There are important historical facts about the Bible that readers should know before reaching conclusions. The selected Hebrew Scriptures (Old Testament) were put in writing many centuries after the events they record. They were translated into Greek (the Septuagint) c. 200 B.C.E. The selected New Testament (NT) writings were not chosen until the end of the fourth century A.D. so NT references to Scripture are referring to the OT.

Thus when Jesus instructs the Pharisees and disciples he too is quoting OT. For example, when he tells them to love their neighbor as themselves (Lk. 10:27) he is referring to Lev. 19:18. And when he replies to the Pharisees (Matt. 19:8) on the subject of divorce he explains that times have changed since Moses permitted divorce because of their hardened hearts. (See the Gospel of Matthew to read many examples of Jesus citing different understandings of OT laws.)

Also remember that at the time, Jesus was talking to Jews not to Christians, and as time passed Christians writers wrote from different perspectives.

While I confess that I do not have an infallible understanding of God and the Bible and still have much to learn, I find myself continuing to reach different conclusions than I once held.
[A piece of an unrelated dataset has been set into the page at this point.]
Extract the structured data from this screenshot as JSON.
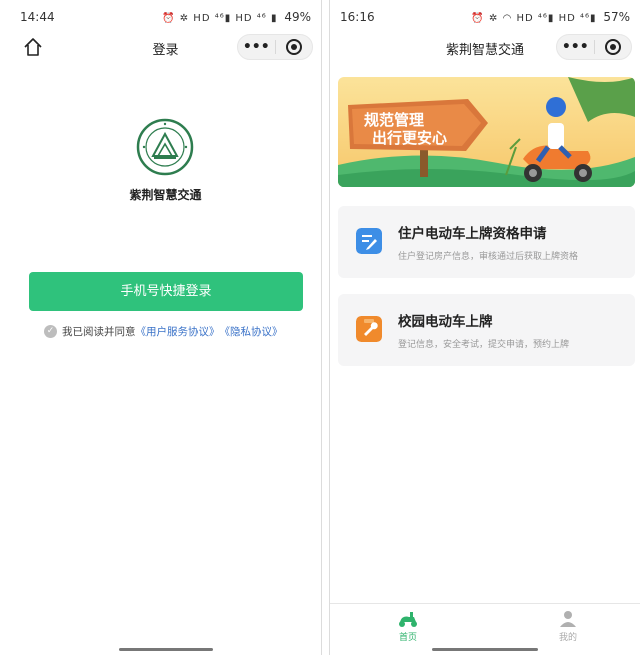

A case in point is my change in understanding of homosexuality.

The OT has long lists of abominations that carry a death penalty. (For example, see Lev. 29: 9-16 27) Homosexuality is one, along with cursing one’s parents, several kinds of adultery, bestiality, and wizardry.

Other examples are in Exodus, Numbers, and Deuteronomy and include owners of killer-oxens, working on the Sabbath, murder, several kinds of rape and idolatry. All of these seem to have equal standing, no one is worse than another. This being the case, why do we currently treat homosexuals differently than other offenders on the list?

Personally, I confess that I believe that some Scriptures are more important to me than others. I choose to rely on Luke 10:25-37 (love your neighbor) and 1 John 4:7-8, 16) God is love and those who do not love do not know God.) I believe that times have changed and love trumps hate.

It would be wrong for me to use OT Scriptures to justify mistreatment of others.

While I often fail to live up to loving others as I should, I choose love over hate and I am willing to take the consequences of my choice.